Many of the stories I heard were about hurt and injury. Not all though. Young men, who were still children when the war came to an end in 1989, described in great detail how they had met PLAN fighters while out herding cattle, or how the guerillas had first woken up the young boys sleeping close to the cattle enclosure when they came to their homes in the dark of the night. Others, women, men, and adolescents, had taken on vital supportive roles to the guerrilla. I heard innumerable narratives of bravery and cunning trickster tales of local residents' actions during the war. Residents prided themselves in moving with me around the plains of the border landscape, pointing out sites of encounters they had with ovamati , or eembulu and koevoet. Some showed me unrecognised burial sites of PLAN fighters and local residents alike. Others took me across the border into Angola to show me how they had ducked soldiers in their pursuit. One elderly woman told me how she had walked into the army base at Oshakati to bravely reclaim her watch, which had been taken by soldiers who had violated her home, and how she made the army remove a bomb, planted by the same soldiers, that threatened life in her homestead.
I also experienced resounding anger. When a friend took me to Oniimwandi base in Oshakati, a notorious locus of torture during the war; now a site where Namibian Police force members lived in prefabricated containers, we were immediately eyed with open suspicion. Soon we were stopped by an officer who was unabashedly angry: Why was I here, he asked my companion: "What does she want here? They used to oppress us; why do they come here now?"

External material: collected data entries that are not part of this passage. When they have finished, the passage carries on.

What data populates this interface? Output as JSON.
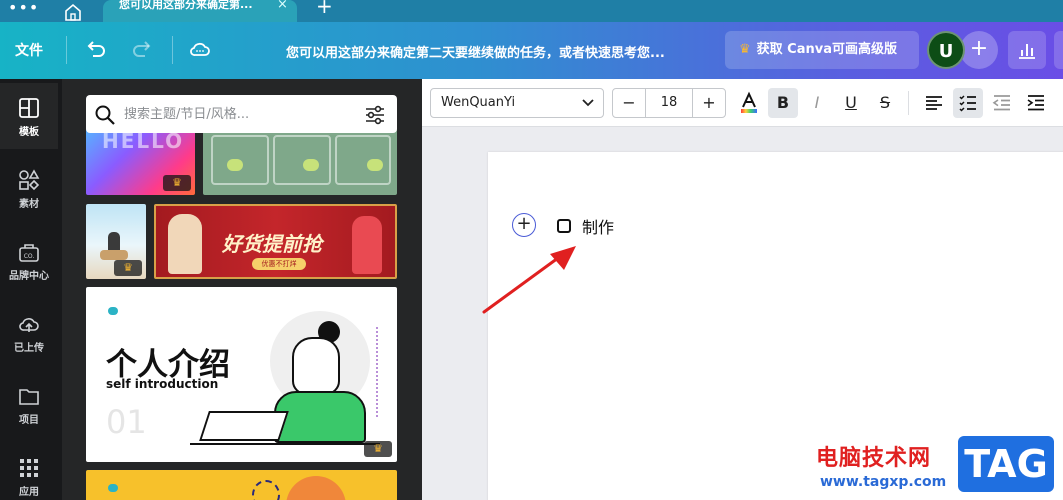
{
  "browser": {
    "tab_title": "您可以用这部分来确定第...",
    "tab_close": "×",
    "new_tab": "+"
  },
  "header": {
    "file_label": "文件",
    "doc_title": "您可以用这部分来确定第二天要继续做的任务，或者快速思考您...",
    "premium_label": "获取 Canva可画高级版",
    "premium_crown": "♛",
    "avatar_initial": "U",
    "add_label": "+"
  },
  "rail": {
    "items": [
      {
        "label": "模板",
        "icon": "template-icon"
      },
      {
        "label": "素材",
        "icon": "elements-icon"
      },
      {
        "label": "品牌中心",
        "icon": "brand-icon"
      },
      {
        "label": "已上传",
        "icon": "upload-icon"
      },
      {
        "label": "项目",
        "icon": "folder-icon"
      },
      {
        "label": "应用",
        "icon": "apps-icon"
      }
    ]
  },
  "panel": {
    "search_placeholder": "搜索主题/节日/风格...",
    "cards": {
      "hello_text": "HELLO",
      "banner_text": "好货提前抢",
      "banner_sub": "优惠不打烊",
      "intro_title": "个人介绍",
      "intro_sub": "self introduction",
      "intro_num": "01"
    },
    "crown": "♛"
  },
  "toolbar": {
    "font_name": "WenQuanYi",
    "font_size": "18",
    "minus": "−",
    "plus": "+",
    "bold": "B",
    "italic": "I",
    "underline": "U",
    "strike": "S"
  },
  "canvas": {
    "add_symbol": "+",
    "task_text": "制作"
  },
  "watermark": {
    "site_name": "电脑技术网",
    "url": "www.tagxp.com",
    "tag": "TAG"
  },
  "colors": {
    "header_start": "#17b3c6",
    "header_end": "#6a4ee6",
    "rail_bg": "#18191b",
    "panel_bg": "#252627",
    "arrow": "#e02020"
  }
}
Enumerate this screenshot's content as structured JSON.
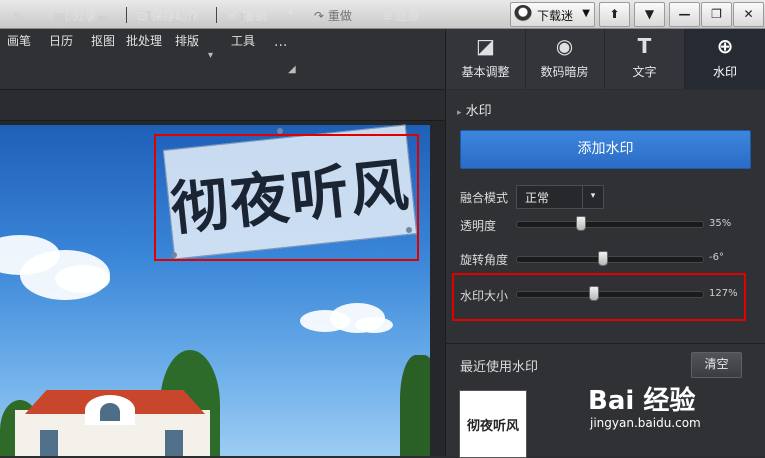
{
  "titlebar": {
    "username": "下载迷",
    "dropdown_glyph": "▼",
    "buttons": [
      {
        "name": "skin",
        "glyph": "⬆"
      },
      {
        "name": "menu",
        "glyph": "▼"
      },
      {
        "name": "minimize",
        "glyph": "—"
      },
      {
        "name": "restore",
        "glyph": "❐"
      },
      {
        "name": "close",
        "glyph": "✕"
      }
    ]
  },
  "toolbar": {
    "tools": [
      {
        "label": "画笔",
        "icon": "brush-icon",
        "glyph": "✎"
      },
      {
        "label": "日历",
        "icon": "calendar-icon",
        "glyph": "▦"
      },
      {
        "label": "抠图",
        "icon": "pen-icon",
        "glyph": "✒"
      },
      {
        "label": "批处理",
        "icon": "batch-icon",
        "glyph": "❐"
      },
      {
        "label": "排版",
        "icon": "layout-icon",
        "glyph": "▤"
      },
      {
        "label": "工具",
        "icon": "wrench-icon",
        "glyph": "✗"
      }
    ],
    "more_glyph": "···",
    "corner_glyph": "◢",
    "layout_dd": "▾"
  },
  "right_tabs": [
    {
      "label": "基本调整",
      "icon": "adjust-icon",
      "glyph": "◪"
    },
    {
      "label": "数码暗房",
      "icon": "camera-icon",
      "glyph": "◉"
    },
    {
      "label": "文字",
      "icon": "text-icon",
      "glyph": "T"
    },
    {
      "label": "水印",
      "icon": "watermark-icon",
      "glyph": "⊕",
      "active": true
    }
  ],
  "subbar": {
    "share": "分享",
    "save_action": "保存动作",
    "undo": "撤销",
    "redo": "重做",
    "restore": "还原",
    "share_glyph": "⟨",
    "save_glyph": "⊡",
    "undo_glyph": "↶",
    "redo_glyph": "↷",
    "restore_glyph": "≡",
    "undo_dd": "▾"
  },
  "canvas": {
    "watermark_text": "彻夜听风"
  },
  "panel": {
    "title": "水印",
    "title_glyph": "▸",
    "add_button": "添加水印",
    "blend_label": "融合模式",
    "blend_value": "正常",
    "blend_dd": "▾",
    "sliders": [
      {
        "label": "透明度",
        "value_text": "35%",
        "fraction": 0.35
      },
      {
        "label": "旋转角度",
        "value_text": "-6°",
        "fraction": 0.47
      },
      {
        "label": "水印大小",
        "value_text": "127%",
        "fraction": 0.42
      }
    ],
    "recent_title": "最近使用水印",
    "clear_button": "清空",
    "recent_thumb_text": "彻夜听风"
  },
  "branding": {
    "logo_text": "Bai 经验",
    "url": "jingyan.baidu.com"
  }
}
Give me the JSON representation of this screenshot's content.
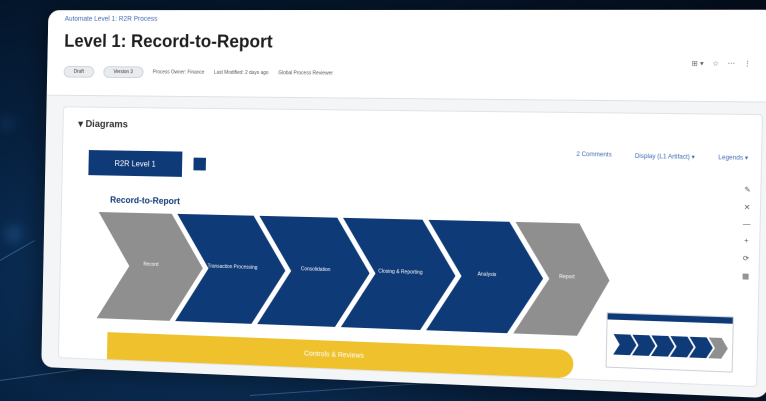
{
  "breadcrumb": "Automate Level 1: R2R Process",
  "title": "Level 1: Record-to-Report",
  "meta": {
    "status_pill": "Draft",
    "version_pill": "Version 3",
    "owner": "Process Owner: Finance",
    "last_modified": "Last Modified: 2 days ago",
    "reviewer": "Global Process Reviewer"
  },
  "top_actions": [
    "⊞ ▾",
    "☆",
    "⋯",
    "⋮"
  ],
  "diagrams": {
    "section_title": "Diagrams",
    "level_button": "R2R Level 1",
    "tool_comments": "2 Comments",
    "tool_display": "Display (L1 Artifact) ▾",
    "tool_legends": "Legends ▾",
    "record_title": "Record-to-Report",
    "steps": [
      "Record",
      "Transaction Processing",
      "Consolidation",
      "Closing & Reporting",
      "Analysis",
      "Report"
    ],
    "bottom_bar": "Controls & Reviews",
    "side_tools": [
      "✎",
      "✕",
      "—",
      "+",
      "⟳",
      "▦"
    ]
  },
  "colors": {
    "navy": "#0f3a78",
    "gray": "#8f8f8f",
    "yellow": "#efc22d"
  }
}
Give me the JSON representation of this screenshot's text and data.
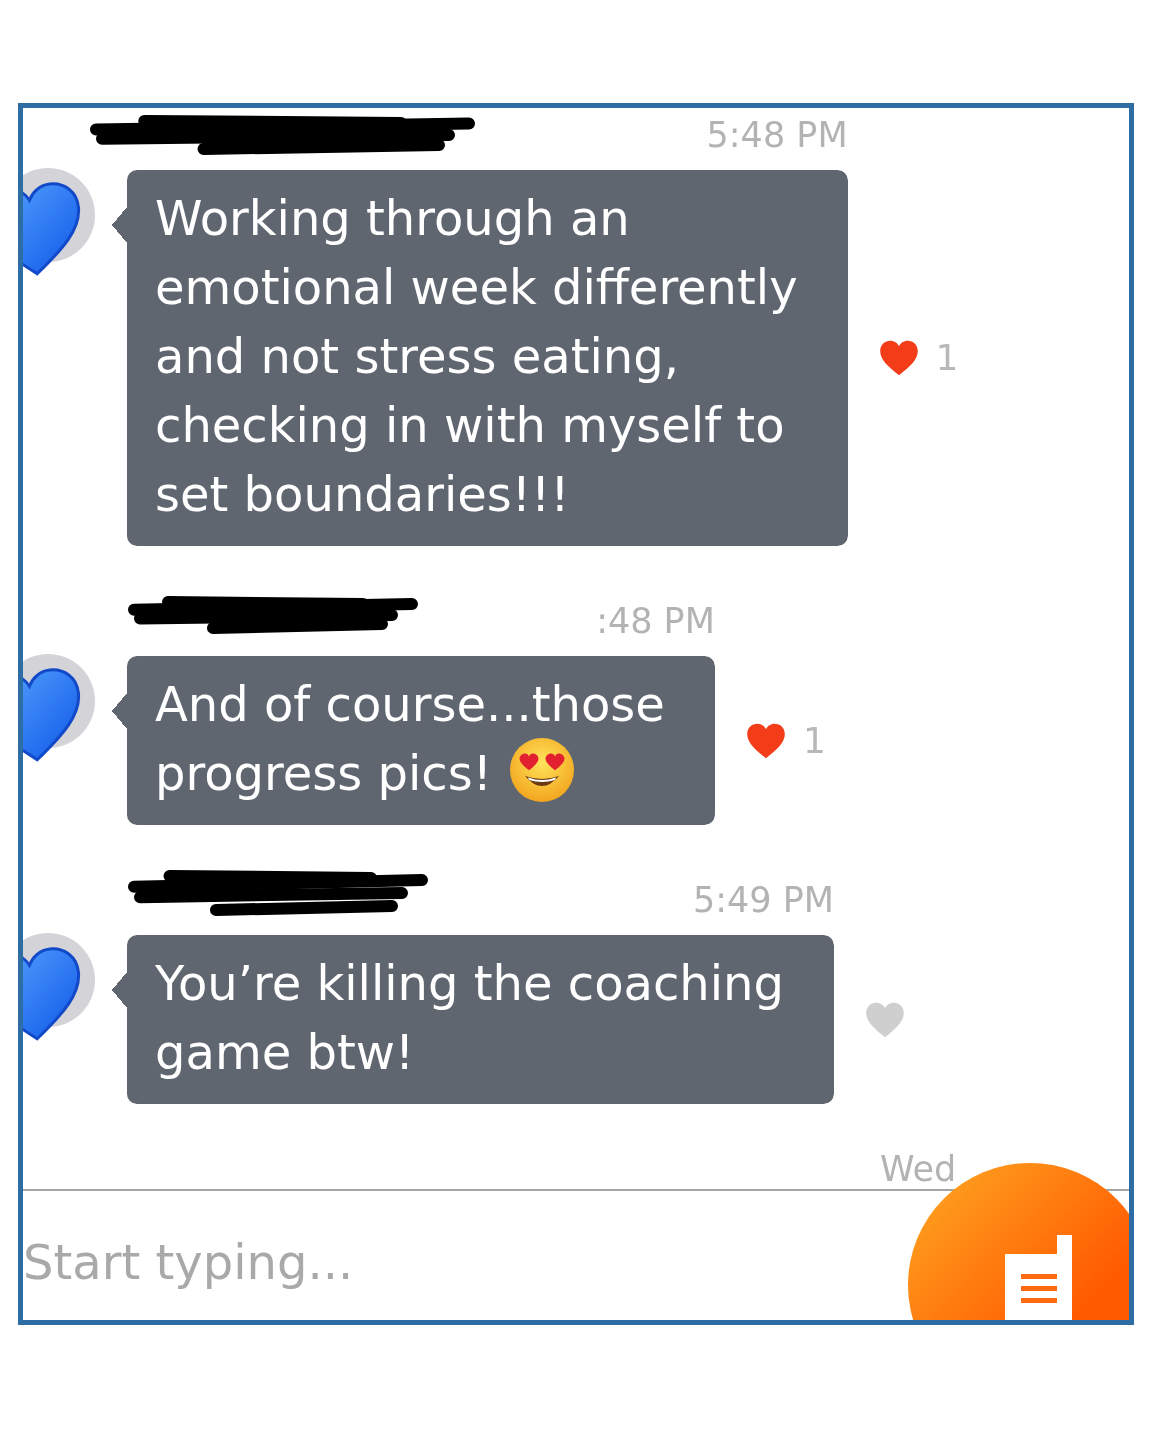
{
  "messages": [
    {
      "sender": {
        "redacted": true
      },
      "time": "5:48 PM",
      "lines": [
        "Working through an",
        "emotional week differently",
        "and not stress eating,",
        "checking in with myself to",
        "set boundaries!!!"
      ],
      "trailing_emoji": false,
      "reaction": {
        "liked": true,
        "count": "1"
      }
    },
    {
      "sender": {
        "redacted": true
      },
      "time": ":48 PM",
      "lines": [
        "And of course...those",
        "progress pics!"
      ],
      "trailing_emoji": true,
      "reaction": {
        "liked": true,
        "count": "1"
      }
    },
    {
      "sender": {
        "redacted": true
      },
      "time": "5:49 PM",
      "lines": [
        "You’re killing the coaching",
        "game btw!"
      ],
      "trailing_emoji": false,
      "reaction": {
        "liked": false
      }
    }
  ],
  "day_label": "Wed",
  "composer": {
    "placeholder": "Start typing..."
  }
}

Memories of the violent colonial past reverberate in more recent fears of re-colonisation. South African retail chains such as Shoprite or Game, which have set up shop in Owambo threaten the viability of local businesses. At an individual level, white, male South Africans have made use of the local knowledge, which they acquired as SADF members in the 1980s, and dominate the emerging IT and cell phone sectors in northern Namibia. Such entanglements of South African and Namibian histories call for more sensitive and inclusive approaches to the emerging public archive of memories of the violent past. Even more significantly, perhaps, this question needs to be asked: Why are South Africans excruciatingly silent about the pain of others?
Heike Becker is Professor of Social and Cultural Anthropology at the University of the Western Cape.